When First Heritage Brands first took over the reigns, it had pumped in millions of dollars and enacted a massive cost-cutting campaign; even that did not stop the business from bleeding.
But the company’s misfortunes are a sign of the times. Consider this, since the start of 2018, the following luxury brands and retailers have filed for Chapter 11 bankruptcy protection: Roberto Cavalli, Nine West, Diesel, Carven, Rockport Group, and most recently, Barney’s New York.
As mass retailers like Zara, Uniqlo, and H&M continur to shorten their runway-to-rack-windows, higher end brands like Sonia Rykiel have found themselves unable to compete in such a race.
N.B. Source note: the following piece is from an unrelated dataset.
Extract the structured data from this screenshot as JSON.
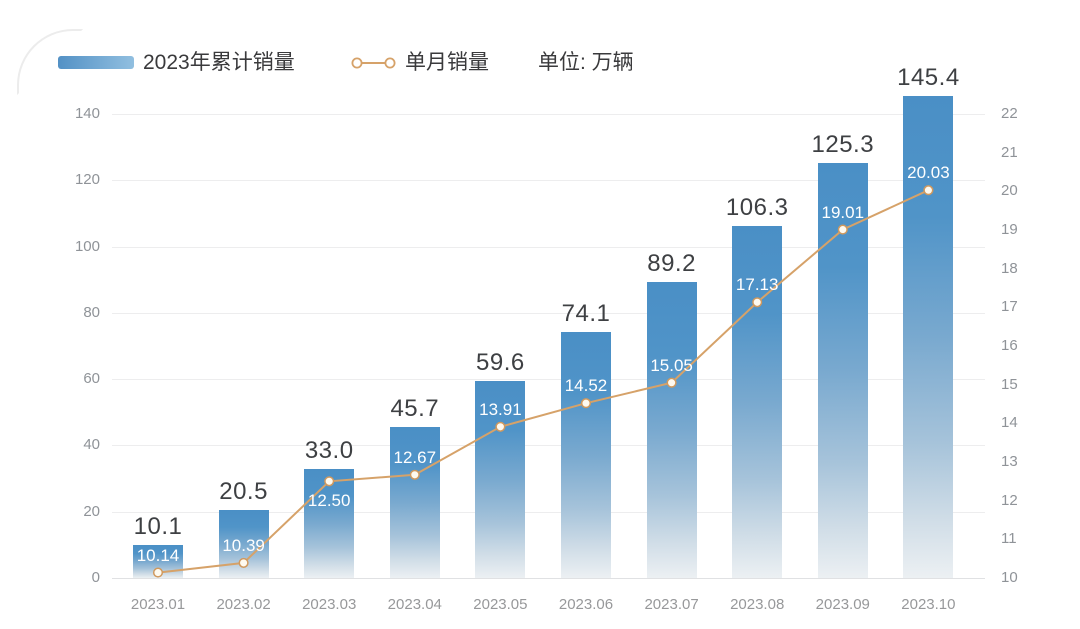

And in a world where online shopping is increasingly commonplace, the brand’s slow adoption of digital platforms has also seen it lose its influence rapidly both at home and abroad.
Where the brand’s competitive advantage once resided in quality, that has also now been supplanted by an increasing number of mid-range quality-centric fast fashion options like COS and Massimo Dutti.
Sonia Rykiel’s former Paris flagship store
Still, that is not to say that the brand was replaceable and did not offer a unique take on fashion, or enjoyed a loyal clientele. As one former employee, who declined to be named, told local media: “The Rykiel woman was all about zest for life, stripes, glitter, words, and in particular, humour”.
Sadly, liquidation means there is little hope that the brand will ever be able to stage a comeback. On the flip side, Nine West, which filed for bankruptcy protection last April, was able to find new life in the form of a revised deal worth US$350 million only two months later.
For the French fashion industry, this is truly an end of an era, and there’s just no other way of putting it. May Sonia Rykiel rest in peace, only this time, forever.